We have compared the performance of several large data sets, from 6 GB to 48 GB memory footprints, when running in Cache Mode, and when running in Flat Mode and allocating to main DDR4 memory. Figure 4 shows that there is a significant improvement in performance across all executions, with a minimum improvement of almost 19 % for both LBS3D and miniFE. As expected, the benefit of using cache mode decreases as the workload grows beyond the cache size. The fact that an improvement of nearly 19 % is still present for workloads with memory footprints that triple the MCDRAM cache size is a good indicator of the benefit of running in this configuration mode.

Fig. 4.
figure 4

Effect of Cache Mode for non-MCDRAM contained workload (LBS3D and MiniFE).

Our tests show that the benefit from using cache mode is not independent of the type of memory access and the number of threads used, which is expected. More work will be necessary in this area to fully characterize the benefits of using the cache mode, but the results obtained so far are encouraging.

3.4 Scalability and Memory Configuration

Performance for a fixed workload was measured for each of the applications in each of the previously mentioned memory configuration modes.
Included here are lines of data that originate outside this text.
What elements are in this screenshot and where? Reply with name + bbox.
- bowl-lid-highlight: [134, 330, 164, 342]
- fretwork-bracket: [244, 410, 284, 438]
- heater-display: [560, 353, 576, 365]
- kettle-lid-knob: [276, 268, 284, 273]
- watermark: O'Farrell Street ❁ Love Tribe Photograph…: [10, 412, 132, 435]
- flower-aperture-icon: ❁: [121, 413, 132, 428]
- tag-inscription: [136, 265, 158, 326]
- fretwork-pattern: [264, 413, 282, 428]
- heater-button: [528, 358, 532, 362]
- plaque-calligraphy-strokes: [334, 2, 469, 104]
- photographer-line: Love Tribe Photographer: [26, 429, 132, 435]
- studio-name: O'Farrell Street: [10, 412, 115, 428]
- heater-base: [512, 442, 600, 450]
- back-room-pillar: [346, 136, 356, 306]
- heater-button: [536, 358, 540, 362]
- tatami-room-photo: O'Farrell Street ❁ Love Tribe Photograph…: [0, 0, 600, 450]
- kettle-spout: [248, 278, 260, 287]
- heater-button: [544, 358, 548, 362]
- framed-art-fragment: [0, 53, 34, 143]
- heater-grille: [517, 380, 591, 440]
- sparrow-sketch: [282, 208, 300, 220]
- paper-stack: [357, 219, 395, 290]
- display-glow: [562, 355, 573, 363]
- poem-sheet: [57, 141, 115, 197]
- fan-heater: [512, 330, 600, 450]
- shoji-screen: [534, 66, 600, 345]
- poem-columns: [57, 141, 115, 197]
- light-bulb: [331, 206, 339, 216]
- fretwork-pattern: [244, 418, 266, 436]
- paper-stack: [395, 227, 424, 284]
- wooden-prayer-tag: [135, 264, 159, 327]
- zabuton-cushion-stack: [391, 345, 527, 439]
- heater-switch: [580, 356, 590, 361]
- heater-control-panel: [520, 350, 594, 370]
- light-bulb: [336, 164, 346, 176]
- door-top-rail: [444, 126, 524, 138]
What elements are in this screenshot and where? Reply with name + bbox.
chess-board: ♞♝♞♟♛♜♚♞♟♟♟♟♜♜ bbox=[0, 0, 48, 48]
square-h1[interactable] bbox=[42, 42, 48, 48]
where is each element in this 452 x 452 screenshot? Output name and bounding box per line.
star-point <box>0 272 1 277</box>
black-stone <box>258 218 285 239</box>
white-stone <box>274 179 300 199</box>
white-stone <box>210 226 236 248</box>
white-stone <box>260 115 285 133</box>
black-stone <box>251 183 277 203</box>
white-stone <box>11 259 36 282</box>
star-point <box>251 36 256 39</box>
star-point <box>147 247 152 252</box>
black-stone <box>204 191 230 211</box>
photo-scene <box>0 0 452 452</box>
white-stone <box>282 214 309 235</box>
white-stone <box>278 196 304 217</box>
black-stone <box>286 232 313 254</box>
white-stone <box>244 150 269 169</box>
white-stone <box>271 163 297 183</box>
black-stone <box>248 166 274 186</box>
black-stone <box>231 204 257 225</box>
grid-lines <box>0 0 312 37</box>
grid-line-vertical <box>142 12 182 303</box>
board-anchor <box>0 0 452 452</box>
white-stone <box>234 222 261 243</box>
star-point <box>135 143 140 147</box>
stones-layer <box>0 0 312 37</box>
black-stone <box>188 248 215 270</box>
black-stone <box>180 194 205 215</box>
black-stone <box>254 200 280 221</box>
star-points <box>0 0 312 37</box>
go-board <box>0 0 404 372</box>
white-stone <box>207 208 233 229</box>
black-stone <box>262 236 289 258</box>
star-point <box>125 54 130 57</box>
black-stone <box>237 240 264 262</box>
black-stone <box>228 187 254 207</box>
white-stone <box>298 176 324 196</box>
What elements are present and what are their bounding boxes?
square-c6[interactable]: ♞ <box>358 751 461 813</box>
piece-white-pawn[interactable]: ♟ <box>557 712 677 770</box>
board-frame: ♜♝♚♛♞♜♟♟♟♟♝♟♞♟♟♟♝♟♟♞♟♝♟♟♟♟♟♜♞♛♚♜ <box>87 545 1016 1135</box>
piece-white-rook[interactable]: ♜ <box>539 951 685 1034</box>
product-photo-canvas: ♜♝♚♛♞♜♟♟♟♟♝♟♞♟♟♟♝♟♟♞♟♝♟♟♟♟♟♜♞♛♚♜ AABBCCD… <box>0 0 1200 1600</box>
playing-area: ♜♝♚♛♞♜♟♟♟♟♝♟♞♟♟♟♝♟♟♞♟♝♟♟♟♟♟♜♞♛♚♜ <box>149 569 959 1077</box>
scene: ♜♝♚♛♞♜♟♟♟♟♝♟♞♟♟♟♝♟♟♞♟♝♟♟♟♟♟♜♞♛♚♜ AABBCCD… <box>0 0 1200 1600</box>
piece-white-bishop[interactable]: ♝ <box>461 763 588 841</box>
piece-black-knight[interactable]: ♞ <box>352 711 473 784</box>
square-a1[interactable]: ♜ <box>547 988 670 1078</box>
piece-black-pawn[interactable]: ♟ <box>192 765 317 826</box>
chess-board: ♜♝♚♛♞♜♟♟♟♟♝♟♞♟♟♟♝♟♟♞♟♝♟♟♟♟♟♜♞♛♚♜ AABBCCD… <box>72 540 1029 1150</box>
Figure 5 shows excellent scalability for MiniFE when using MCDRAM, with the code scaling very strongly throughout the range of 1 thread per core (up to 64 threads), and then speedup continues at a smaller rate beyond that. When allocating to DDR4 memory the scalability stalls between 16 and 32 threads, with the All-to-All clustering outperforming Quadrant cluster asymptotically. This is because the available memory bandwidth to main memory has been exhausted.

Fig. 5.
figure 5

Scalability of MiniFE on a single KNL processor using different memory configurations.

LBS3D behaves in a similar manner, as shown in Fig. 6, with very strong scalability up to 128 threads. The main difference between the results for LBS3D and MiniFE is that after 128 threads LBS3D actually starts to slow down even when running in MCDRAM. This is most likely due to the sheer number of streams in flight, which lowers prefetcher efficiency and increases the likelihood of conflicts. The LBS3D performance also seems to stall earlier, around 16 threads, when allocation is purposefully set in the main system DDR4 memory rather than the MCDRAM.

Fig. 6.
figure 6

Scalability of LBS3D on a single KNL processor using different memory configurations.

In the case of MiniMD we observe relatively less scalability all the way through the thread range, with no significant changes between different memory configuration modes (see Fig. 7). The similarity of results from different configurations is expected, since the code does not show a strong dependence on memory bandwidth as is typical for Molecular Dynamics codes. The overall scalability seems weak, but this could be a case where additional tests using multiple MPI tasks are required in order to obtain a higher performance. That work is currently being performed.

Fig. 7.
figure 7

Scalability of MiniMD on a single KNL processor using different memory configurations.

4 Conclusion and Outlook

This paper has presented a set of studies of the performance of representative applications and miniapps on Intel KNL.

The results show that Cache Mode operates very efficiently for MCDRAM-contained workloads, and that memory-bandwidth bound applications see a performance improvement commensurate with the bandwidth ratio between MCDRAM and main DDR4 memory. Initial scalability results show promise for all the applications considered.

As future work we consider detailed studies of the effect of Cache Mode in workloads that do not fit inside MCDRAM. We also plan on continuing these studies to further understand the implications of pining the different processes/threads to cores.